Phase One of the roll-out of the Model of Care has involved the establishment, at secondary care level, of Regional Fertility Hubs within maternity networks, in order to facilitate the management of a significant proportion of patients presenting with fertility-related issues at this level of intervention. Patients are referred by their GPs to their local Regional Fertility Hub, which provides a range of treatments and interventions for both males and females, including: relevant blood tests, semen analysis, assessment of tubal patency, hysteroscopy, laparoscopy, fertility-related surgeries, ovulation induction and follicle tracking.

There are currently five out of six Regional Fertility Hubs in service and the completion of Phase One of the roll-out of the Model of Care, envisaged for later this year, will result in fully operational Regional Fertility Hubs at six locations across the country.

Phase Two of the roll-out of the Model of Care will see the introduction of tertiary fertility services, including IVF, provided through the public health system.
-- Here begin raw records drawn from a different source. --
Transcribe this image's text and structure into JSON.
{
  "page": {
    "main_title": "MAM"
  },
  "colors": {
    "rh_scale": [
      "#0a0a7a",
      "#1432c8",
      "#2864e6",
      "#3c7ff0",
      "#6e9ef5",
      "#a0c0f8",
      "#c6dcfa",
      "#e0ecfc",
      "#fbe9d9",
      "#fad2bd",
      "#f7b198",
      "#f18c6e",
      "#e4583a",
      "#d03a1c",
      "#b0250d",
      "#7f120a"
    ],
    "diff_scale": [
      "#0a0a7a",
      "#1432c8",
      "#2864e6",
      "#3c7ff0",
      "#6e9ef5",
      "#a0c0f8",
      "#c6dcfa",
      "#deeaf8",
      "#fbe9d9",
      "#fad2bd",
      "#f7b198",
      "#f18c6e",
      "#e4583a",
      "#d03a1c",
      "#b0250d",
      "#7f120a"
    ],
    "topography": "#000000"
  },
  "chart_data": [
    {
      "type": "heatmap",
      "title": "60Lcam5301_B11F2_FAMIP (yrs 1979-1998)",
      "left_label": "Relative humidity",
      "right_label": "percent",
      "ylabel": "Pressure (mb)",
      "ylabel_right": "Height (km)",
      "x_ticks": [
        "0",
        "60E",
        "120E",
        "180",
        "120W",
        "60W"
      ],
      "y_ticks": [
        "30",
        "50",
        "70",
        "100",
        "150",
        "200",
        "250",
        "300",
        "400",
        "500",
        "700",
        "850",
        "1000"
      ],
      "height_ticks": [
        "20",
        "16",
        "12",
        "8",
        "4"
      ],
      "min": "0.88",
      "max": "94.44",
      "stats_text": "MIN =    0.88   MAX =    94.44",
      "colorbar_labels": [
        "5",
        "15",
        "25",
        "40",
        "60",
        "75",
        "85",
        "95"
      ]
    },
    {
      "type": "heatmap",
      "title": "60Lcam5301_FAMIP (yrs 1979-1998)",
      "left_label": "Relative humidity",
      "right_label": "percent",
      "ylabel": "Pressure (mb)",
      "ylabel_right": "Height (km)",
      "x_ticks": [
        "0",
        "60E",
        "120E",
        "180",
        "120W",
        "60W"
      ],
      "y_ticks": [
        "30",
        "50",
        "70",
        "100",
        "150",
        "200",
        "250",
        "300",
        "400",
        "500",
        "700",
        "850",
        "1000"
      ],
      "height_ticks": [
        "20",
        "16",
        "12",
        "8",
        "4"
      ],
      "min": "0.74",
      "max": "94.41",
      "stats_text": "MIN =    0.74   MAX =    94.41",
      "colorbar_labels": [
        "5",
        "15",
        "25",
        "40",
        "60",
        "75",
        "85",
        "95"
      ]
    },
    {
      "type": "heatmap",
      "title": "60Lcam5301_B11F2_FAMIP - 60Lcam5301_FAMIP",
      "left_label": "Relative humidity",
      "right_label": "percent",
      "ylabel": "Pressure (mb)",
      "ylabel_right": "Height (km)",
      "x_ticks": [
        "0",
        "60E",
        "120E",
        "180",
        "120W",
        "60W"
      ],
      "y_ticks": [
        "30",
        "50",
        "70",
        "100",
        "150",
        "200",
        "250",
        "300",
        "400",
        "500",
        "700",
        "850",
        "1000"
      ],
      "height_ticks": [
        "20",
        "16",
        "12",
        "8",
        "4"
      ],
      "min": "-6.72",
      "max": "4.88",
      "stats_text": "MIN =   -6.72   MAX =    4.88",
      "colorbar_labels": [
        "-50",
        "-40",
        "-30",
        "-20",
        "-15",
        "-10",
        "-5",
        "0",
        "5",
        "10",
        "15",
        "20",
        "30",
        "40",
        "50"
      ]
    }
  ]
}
In this regard, funding was secured in Budget 2023 to support access to advanced AHR treatments, including, crucially, to allow the commencement of Phase Two of the roll-out of the Model of Care.

This investment will facilitate the first steps to be taken towards the provision of a complete publicly-provided fertility service, which is the ultimate objective of Government. In particular, it will allow the historic development of the first National Advanced AHR Centre, delivering IVF and ICSI through a wholly public clinic and is scheduled to open in 2024. Subject to the provision of additional funding in future, it is envisaged that additional National Advanced AHR Centres will be developed and become operational on a phased basis elsewhere in the country.

The 2023 allocation is also being utilised to support the Regional Fertility Hubs in order to expand the scope of services by introducing the provision of IUI (intrauterine insemination), which can, for certain cohorts of patients, be a potentially effective, yet less complex and less intrusive, type of AHR treatment.

Separately, as an interim measure, I have instructed that some funding be made available to support access to advanced AHR treatment via private providers from September 2023.

My officials, in conjunction with NWIHP, are continuing to actively prepare for the operationalisation of both the publicly- and privately- provided service, including finalising access criteria and determining how the interim funding for private treatments will be provided to individual eligible patients. The design and scope of this final phase of the Model of Care for Fertility have not yet been finalised, but I am hopeful to be in a position to provide more specific details shortly.

My Department and the Government is fully committed, through the full implementation of the Model of Care for Fertility, to ensuring that patients always receive care at the appropriate level of clinical intervention and then those requiring, and eligible for, advanced AHR treatment such as IVF will be able to access same through the public health system. The underlying aim of the policy to provide a model of funding for AHR, within the broader new AHR regulatory framework, is to improve accessibility to AHR treatments, while at the same time embedding safe and appropriate clinical practice and ensuring the cost-effective use of public resources.